With machine learning, anti-malware writers could "learn" to detect suspicious traffic and malware signatures even if the signature isn't known in the wild. The machine learning algorithms can read data used from user interaction, common malware signatures, and certain footprints left by malware and make a "learned" decision to either allow the malware to pass through and run or block it as suspicious. This type of security is already a part of some intrusion detection and intrusion prevention systems.
Machine Learning details are a complex subject mainly due to the algorithms and statistical analysis needed to create a positive outcome and reduce false positives or false negatives. One issue with machine learning and security analysis is the large chance for false positives. A false positive could be anything that generates an alert or blocks traffic based on data from the analysis application.
False positives in security can be extremely problematic, because the traffic blocked could be critical or a part of a legitimate application. Imagine your customers store sensitive data or send an emergency message only to have this data blocked due to a false positive.
False negatives are also an issue. A false negative leaves the network vulnerable to malware when the anti-malware software doesn't catch legitimate malicious software and allows it to pass through the network. This, too, can have devastating effects.
Issues and Benefits of Machine Learning and Information Security
Almost any industry can take advantage of machine learning. Security is a complex topic by itself, which means that applying machine learning to any security application is more difficult than other industries.
Every year, malware writers evolve their code into more efficient ways to avoid detection. Insider threats are also more prominent than previous years, and machine learning has helped to stop insider threats whether they are intentional or unintentional. Insider threats occur when disgruntled employees steal data or the employee is a victim of an attack and accidentally installs malware on the network.
With machine learning, your security application can take a snapshot of common file access. It uses the data as a benchmark to identify what is "normal" access. It continues to monitor files across the network and makes assumptions based on incoming data. When file access is suspicious, the security application sends an alert to the administrator or locks the file. This type of security and file access analysis is a good example of machine learning currently implemented in the information security industry.
One issue with security and AI is that both topics are extremely complex. Information security is difficult alone, but adding AI to the mix makes it even more difficult. The big reason the technology hasn't been more widespread is due to the limited availability of people who specialize in both AI and security. You need data scientists, developers that have worked with big data and machine learning, and then the right people to implement the solution.
You also need people who can monitor the solution to ensure that false positives and false negatives are at a minimum. These people need to be the deciding factor for alerts sent by the security software. A reduced amount of false notifications is dependent on the expertise of people installing the software, and these people are difficult to find.
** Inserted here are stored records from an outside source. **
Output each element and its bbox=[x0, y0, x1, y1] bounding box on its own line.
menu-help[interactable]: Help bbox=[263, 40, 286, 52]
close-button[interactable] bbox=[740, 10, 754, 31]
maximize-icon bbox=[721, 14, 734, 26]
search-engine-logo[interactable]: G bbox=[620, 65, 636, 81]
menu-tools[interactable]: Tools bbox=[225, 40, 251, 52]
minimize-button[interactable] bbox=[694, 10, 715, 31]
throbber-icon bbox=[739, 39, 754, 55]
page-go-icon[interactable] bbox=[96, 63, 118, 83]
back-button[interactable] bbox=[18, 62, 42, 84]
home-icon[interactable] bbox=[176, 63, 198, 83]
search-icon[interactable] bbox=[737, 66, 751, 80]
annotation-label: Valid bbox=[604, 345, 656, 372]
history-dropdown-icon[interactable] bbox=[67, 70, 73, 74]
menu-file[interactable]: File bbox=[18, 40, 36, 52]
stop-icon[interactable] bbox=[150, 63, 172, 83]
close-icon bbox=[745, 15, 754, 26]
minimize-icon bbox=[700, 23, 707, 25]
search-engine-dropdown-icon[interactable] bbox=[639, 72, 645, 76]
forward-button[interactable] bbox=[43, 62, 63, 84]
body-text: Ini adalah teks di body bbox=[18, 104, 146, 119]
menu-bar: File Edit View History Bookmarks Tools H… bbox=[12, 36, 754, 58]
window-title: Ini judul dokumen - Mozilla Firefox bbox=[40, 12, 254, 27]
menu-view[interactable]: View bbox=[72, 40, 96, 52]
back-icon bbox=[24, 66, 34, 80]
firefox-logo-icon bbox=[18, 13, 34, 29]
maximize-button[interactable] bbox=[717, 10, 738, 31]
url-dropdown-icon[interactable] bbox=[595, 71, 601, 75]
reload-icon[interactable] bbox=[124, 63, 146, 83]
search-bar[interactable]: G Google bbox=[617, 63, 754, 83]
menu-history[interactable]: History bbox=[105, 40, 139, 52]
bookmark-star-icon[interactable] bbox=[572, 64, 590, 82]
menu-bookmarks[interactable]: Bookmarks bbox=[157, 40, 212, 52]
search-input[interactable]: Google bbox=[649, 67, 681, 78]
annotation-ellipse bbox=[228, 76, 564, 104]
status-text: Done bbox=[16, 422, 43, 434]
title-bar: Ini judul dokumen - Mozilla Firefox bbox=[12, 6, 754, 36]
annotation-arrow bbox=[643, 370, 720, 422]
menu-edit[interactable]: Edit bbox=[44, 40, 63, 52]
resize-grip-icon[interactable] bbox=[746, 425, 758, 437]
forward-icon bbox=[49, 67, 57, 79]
The cyber security talent pool is small compared to other areas of IT such as administration and development. Cyber security is an untapped wealth of information that is much more difficult to master, so many applicants focus on basic information technology. It's also an industry that doesn't have many junior level employees because these new applicants need to get experience in basic network administration before moving on to cyber security.
Another issue tied to finding talent is the cost of this talent. Having a security analyst on-hand 40 hours a week (and overtime for on-call support) is expensive. It's an expense that most small businesses can't budget for.
Machine Learning and the Future of Security
Machine Learning is the future of technology in all aspects of the industry. Most industries that use IT have research in the field such as healthcare, eCommerce, business, and sales. Research has opened several doors to building better software that can take big data and learn from it to help us humans make educated, efficient decisions. This technology can even make educated projections of what could happen in the future such as what will be the best product to sell or what could be the next malware signature.
Although it's not widespread just yet, machine learning in security will greatly help companies reduce risk impact and improve protection of customer data. It's a long way before it's affordable and available at low costs, but as with most technology, it will become available for small businesses with time.